My relationship with my parents is great. My relationship with my mother had some ups and downs after my brother got into a serious car accident when he was 16. He's fully recovered, married, has a kid, he's done great. But that time was stressful for the entire family. My father and I didn't used to get along but all that's changed now and we talk on the phone every once in a while and we truly enjoy that. I never thought that would be possible. I can call my mother (and vise versa) any time and can talk about anything. I get along with my entire family other than my scrooge uncle (see other thread-lol).

BP 1 and 2 are similar in that each has a major depressive state. The difference is BP 2 has a (not technical word) "below" manic cycle. BP 1 has the same major depressive state and episodes of full blown mania. That only happened to me once, and it was diagnosed as BP 2. Psychiatrists can be so dishonest, and so full of themselves. It's sad when a person with a BA can read the diagnostic manual and correct their work. But there it is. I see my GP regularly and take medication now and I'm doing fine.

Having a partner is just something that comes easily to me. I've always been "popular" that way. LOL. Relationships (and particularly commitments) aren't easy but it's the way I was raised; it's just part of my life.

I'm glad you started this thread. Great title. Interesting discussion. Thanks.
 

Gayletmom

Brilliant_Rock
Joined
Nov 29, 2008
Messages
735
I'm following this thread and am touched by your willingness to share such intimate, personal details.

Danny, I'm interested to read your brief autobiography. I have a 14 year old son who is not like the other kids. He's very bright, almost genius level, often bored in school, and not interested in conforming. He recently left a small private school where he had good friends and he was well loved to go to our large public high school. His reasoning was that he wants to go to school "where there are some people who think like I do". I had no idea that you have been through such trials and lived in poverty and homelessness. I'm sure that experience must have significantly shaped the rest of your life. I'm glad to know that you have strong family relationships and a terrific partner.

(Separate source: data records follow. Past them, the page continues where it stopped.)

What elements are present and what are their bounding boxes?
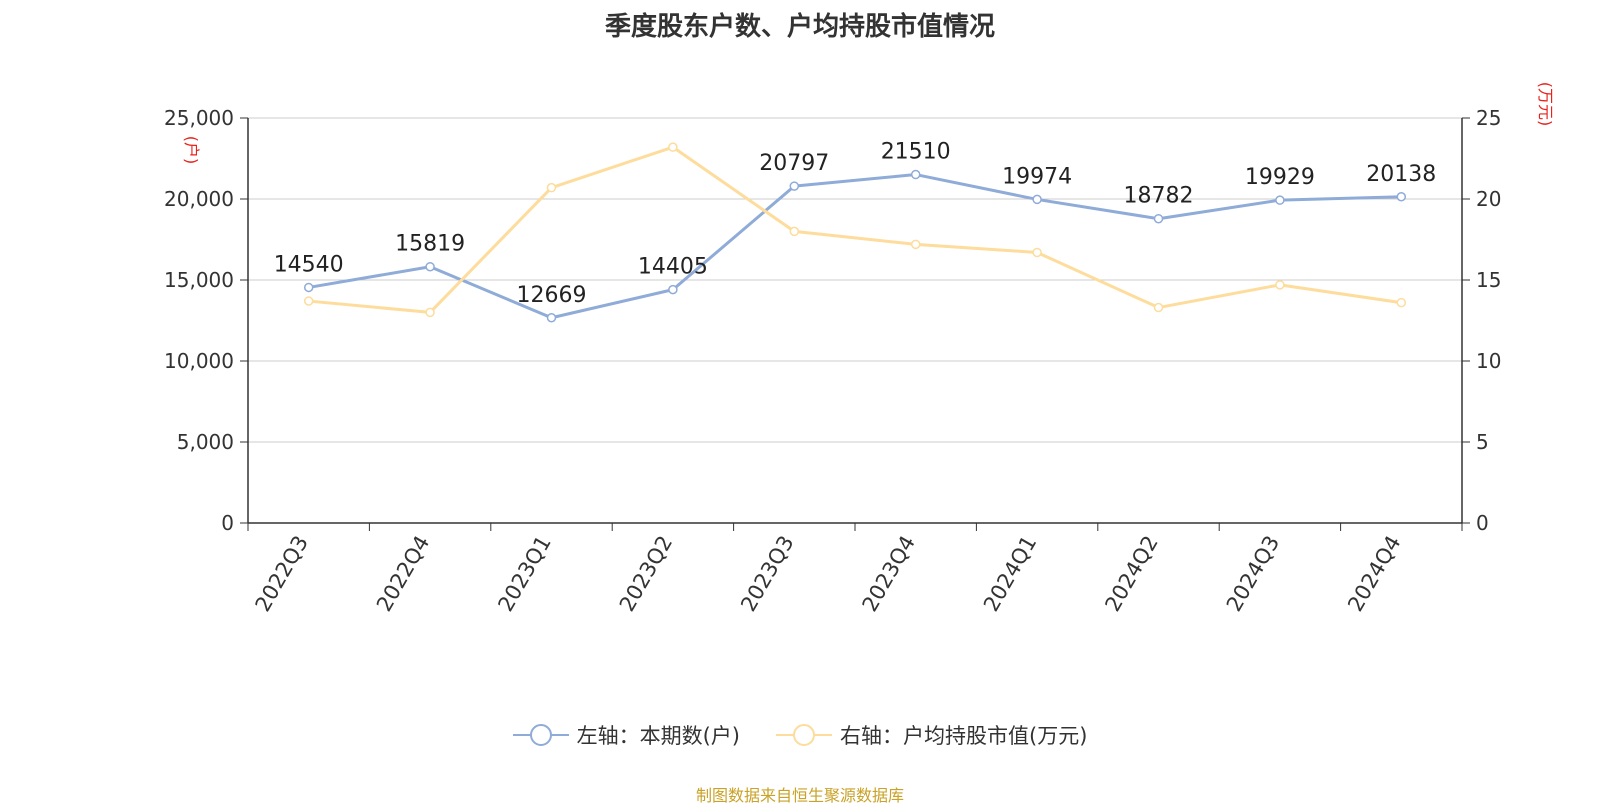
legend-label-left-series: 左轴：本期数(户)	[576, 724, 740, 748]
data-point-right	[1153, 302, 1164, 313]
data-point-right	[303, 296, 314, 306]
x-axis-tick-label: 2023Q4	[858, 532, 920, 616]
data-point-left	[1032, 194, 1042, 205]
x-axis-tick-label: 2022Q4	[372, 532, 434, 616]
x-axis-tick-label: 2023Q1	[493, 532, 555, 616]
data-point-left	[910, 169, 921, 180]
data-point-right	[425, 307, 435, 318]
x-axis-tick-label: 2023Q3	[736, 532, 798, 616]
legend-marker-left-icon	[512, 724, 569, 746]
chart-title: 季度股东户数、户均持股市值情况	[604, 12, 995, 42]
series-line-right	[308, 145, 1402, 314]
data-point-left	[1275, 195, 1285, 205]
data-label: 14540	[274, 252, 344, 277]
left-axis-tick-label: 20,000	[164, 187, 234, 211]
right-axis-tick-label: 5	[1476, 430, 1489, 454]
left-axis-tick-label: 5,000	[177, 430, 234, 454]
data-label: 19929	[1245, 165, 1315, 190]
series-line-left	[308, 173, 1402, 320]
data-point-right	[668, 142, 678, 152]
data-label: 19974	[1002, 164, 1072, 189]
right-axis-tick-label: 15	[1476, 268, 1501, 292]
right-axis-tick-label: 20	[1476, 187, 1501, 211]
data-point-left	[546, 313, 557, 323]
left-axis-unit-label: (户)	[182, 136, 201, 165]
data-source-note: 制图数据来自恒生聚源数据库	[695, 786, 904, 805]
data-point-right	[910, 239, 921, 250]
x-axis-tick-label: 2024Q2	[1100, 532, 1162, 616]
right-axis-tick-label: 25	[1476, 106, 1501, 130]
data-point-left	[789, 181, 800, 191]
x-axis-tick-label: 2022Q3	[251, 532, 313, 616]
x-axis-tick-label: 2024Q1	[979, 532, 1041, 616]
legend-marker-right-icon	[776, 724, 832, 746]
data-label: 21510	[881, 140, 951, 165]
data-label: 18782	[1124, 184, 1194, 209]
left-axis-tick-label: 15,000	[164, 268, 234, 292]
legend-item-right-series[interactable]: 右轴：户均持股市值(万元)	[776, 720, 1087, 750]
data-point-right	[546, 182, 557, 193]
data-point-right	[1032, 247, 1042, 258]
data-label: 15819	[395, 232, 465, 257]
data-point-right	[789, 226, 800, 237]
left-axis-tick-label: 10,000	[164, 349, 234, 373]
data-label: 20797	[759, 151, 829, 176]
data-label: 14405	[638, 255, 708, 280]
data-label: 20138	[1366, 162, 1436, 187]
data-label: 12669	[517, 283, 587, 308]
legend-label-right-series: 右轴：户均持股市值(万元)	[840, 724, 1088, 748]
left-axis-tick-label: 25,000	[164, 106, 234, 130]
data-point-left	[1153, 213, 1164, 224]
right-axis-tick-label: 0	[1476, 511, 1489, 535]
data-point-left	[303, 282, 314, 293]
data-point-left	[425, 261, 435, 272]
data-point-right	[1275, 280, 1285, 290]
x-axis-tick-label: 2024Q4	[1343, 532, 1405, 616]
data-point-right	[1396, 297, 1407, 308]
left-axis-tick-label: 0	[221, 511, 234, 535]
data-point-left	[1396, 192, 1407, 202]
x-axis-tick-label: 2023Q2	[615, 532, 677, 616]
data-point-left	[668, 284, 678, 295]
legend-item-left-series[interactable]: 左轴：本期数(户)	[512, 720, 740, 750]
x-axis-tick-label: 2024Q3	[1222, 532, 1284, 616]
legend: 左轴：本期数(户) 右轴：户均持股市值(万元)	[0, 720, 1600, 750]
right-axis-tick-label: 10	[1476, 349, 1501, 373]
right-axis-unit-label: (万元)	[1536, 82, 1555, 127]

Sara, I remember that feeling in high school of looking at the cliques and "best" crowds and thinking what a ridiculous fraud it all was. No wonder you are feeling "discombobulated" in China-high school all over sounds miserable. I've been impressed by the courage and strength that it must take to make such a drastic move. I noted your comment that no one had "worshipped" in a long time and I'm not sure whether you meant physically or spiritually but it struck me as significant. I find it so important, particularly in trying circumstances and caring for children, to take care of my body and my soul. Even if I just find little scraps of time or energy here and there, I really benefit from doing things that make me feel loved.

Anyway, I'm wowed by the self reflective capacity you both share. For me, it's a marker of true mental health and a quality that results in real resiliance. Hugs to you both.
 

Imdanny

Ideal_Rock
Joined
Jan 21, 2008
Messages
6,186
Gayletmom|1292778906|2800991 said:
No wonder you are feeling "discombobulated" in China-high school all over sounds miserable.


Anyway, I'm wowed by the self reflective capacity you both share. For me, it's a marker of true mental health and a quality that results in real resiliance. Hugs to you both.

Gayle, your kind words made my day! Thank you. Hugs to you.

I also want to echo what you wrote to Sara as I am remiss for not mentioning it. That does sound miserable.